Radians and Degrees (How To Convert Between Them)

These two terms ‘radians’ and ‘degrees’ are two types of units to measure angles. There are many units such as gradians etc., but degrees and radians are the only terms which are taught in school and colleges.

What is the Degree?

The term ‘degrees’ is useful for expressing both directions and the size of the angle. Suppose you are facing the north direction, then you are on zero degrees, which can be written as 0°. That small circle which is attached to the raising 0 is known as the symbol of degree. If you turn around fully and again face the north direction, then you took a 360° turn, which means 360-degree turn. The whole revolution in one round, the circle, is 360 degree or 360°.

Why does one revolution, or one round, get divided into 360 parts, known as ‘degrees’? Due to the ancient system, around five thousand years ago, the numbers 6, 12 and 60 were known for particular religious significance. It is due to them that we have twelve-hour nights and twelve-hour days, with every hour of sixty minutes and each minute is divided into sixty seconds.

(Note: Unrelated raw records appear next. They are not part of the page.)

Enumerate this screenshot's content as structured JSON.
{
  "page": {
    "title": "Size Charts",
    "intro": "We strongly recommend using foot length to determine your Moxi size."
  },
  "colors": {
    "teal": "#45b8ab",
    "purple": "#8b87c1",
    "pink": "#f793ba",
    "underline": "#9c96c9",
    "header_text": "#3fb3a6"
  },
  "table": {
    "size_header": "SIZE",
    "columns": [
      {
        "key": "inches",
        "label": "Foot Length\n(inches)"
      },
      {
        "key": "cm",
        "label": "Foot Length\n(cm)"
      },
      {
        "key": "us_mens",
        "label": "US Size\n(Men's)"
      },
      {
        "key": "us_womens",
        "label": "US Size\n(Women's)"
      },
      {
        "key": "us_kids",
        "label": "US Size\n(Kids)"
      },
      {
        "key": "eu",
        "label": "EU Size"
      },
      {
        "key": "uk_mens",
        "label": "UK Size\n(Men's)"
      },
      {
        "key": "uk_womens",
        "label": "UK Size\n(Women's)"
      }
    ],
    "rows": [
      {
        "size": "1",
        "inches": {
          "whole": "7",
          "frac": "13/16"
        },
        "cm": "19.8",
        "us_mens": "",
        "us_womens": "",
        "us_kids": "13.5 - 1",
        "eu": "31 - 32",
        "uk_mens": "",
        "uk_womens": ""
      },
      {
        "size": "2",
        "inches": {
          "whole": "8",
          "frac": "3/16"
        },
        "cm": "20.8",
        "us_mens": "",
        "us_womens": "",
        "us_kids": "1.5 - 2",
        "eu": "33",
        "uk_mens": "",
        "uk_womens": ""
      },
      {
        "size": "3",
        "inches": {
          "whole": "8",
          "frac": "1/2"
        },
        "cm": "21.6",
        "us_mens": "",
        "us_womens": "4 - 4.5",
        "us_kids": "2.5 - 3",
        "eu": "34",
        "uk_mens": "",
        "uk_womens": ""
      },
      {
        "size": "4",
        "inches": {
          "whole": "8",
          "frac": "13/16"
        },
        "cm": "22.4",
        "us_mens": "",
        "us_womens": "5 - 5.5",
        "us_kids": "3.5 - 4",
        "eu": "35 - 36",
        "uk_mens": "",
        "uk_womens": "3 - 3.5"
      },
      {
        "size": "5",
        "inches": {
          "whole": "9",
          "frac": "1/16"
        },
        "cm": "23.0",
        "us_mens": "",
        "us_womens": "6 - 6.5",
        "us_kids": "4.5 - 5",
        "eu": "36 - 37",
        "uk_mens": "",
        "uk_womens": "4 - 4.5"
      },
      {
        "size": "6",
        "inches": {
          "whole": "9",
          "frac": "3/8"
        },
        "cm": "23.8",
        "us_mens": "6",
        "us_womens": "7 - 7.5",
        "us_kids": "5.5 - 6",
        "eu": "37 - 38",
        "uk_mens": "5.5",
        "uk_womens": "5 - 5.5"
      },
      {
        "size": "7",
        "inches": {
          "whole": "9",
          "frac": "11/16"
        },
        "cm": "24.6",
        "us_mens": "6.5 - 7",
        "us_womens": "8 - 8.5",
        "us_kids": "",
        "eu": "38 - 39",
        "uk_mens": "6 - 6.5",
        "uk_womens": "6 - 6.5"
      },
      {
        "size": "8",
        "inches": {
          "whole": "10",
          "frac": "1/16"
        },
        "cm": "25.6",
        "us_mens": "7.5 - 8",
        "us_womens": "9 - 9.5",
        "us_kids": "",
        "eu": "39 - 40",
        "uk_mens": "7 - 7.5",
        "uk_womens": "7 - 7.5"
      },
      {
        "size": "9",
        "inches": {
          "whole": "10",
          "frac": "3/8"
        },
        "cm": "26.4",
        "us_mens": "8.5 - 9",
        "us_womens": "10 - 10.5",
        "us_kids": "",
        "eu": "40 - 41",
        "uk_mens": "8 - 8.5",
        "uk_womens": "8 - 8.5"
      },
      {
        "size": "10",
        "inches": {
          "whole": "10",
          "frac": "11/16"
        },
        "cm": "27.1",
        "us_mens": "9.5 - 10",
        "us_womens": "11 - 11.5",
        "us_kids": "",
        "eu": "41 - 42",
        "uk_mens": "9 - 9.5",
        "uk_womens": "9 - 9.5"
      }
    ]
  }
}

The main issue is that one round, or once revolved, is divided into 6 * 60, which is equal to 360 parts, known as ‘degrees’. Most students think of a circle, in the degree of 360° and calculate the semi-circle as 180 degrees or 180°. Thus, here we have a clear concept of circle degrees.


What is radian?

The term ‘radian’ is the different way to talk about the circle, which is the just the unit of measure, in a different way.

Think about the word ‘radian’ which sounds like the radius. It turns out that a radian has a close relationship with the radius of the circle.

The ‘radian’ is the measure of an angle, which is measured when drawn as the center angle of the circle which intercepts an arc whose length is the same as the length of the radius of the circle.

How to convert Degree to Radians?

The general formula for turning the degree to radian is just by multiplying the number of degrees by π/180°.

Example – 1

Convert 100° to radian.

You just need to multiply the value of degree by π/180°.

100 * π/180
= 10π/18

Take the value of pi = 22/7

= 10 * 22/7 * 18
= 1.74 radian

Now, let us see radian to degrees –

The general formula for turning radian into degrees is to multiply the reciprocal of π/180, which means 180/π.

Example – 2

Convert 2.5 rad into degrees.

Just multiply the value of radian into degrees.

2.5 * 180/π
= 25 * 180/10 * π
Taking the value of pi – 22/7
= 143.18°.

Thus, now you are clear with the concept of degrees and radian with their conversions of each degree and radian.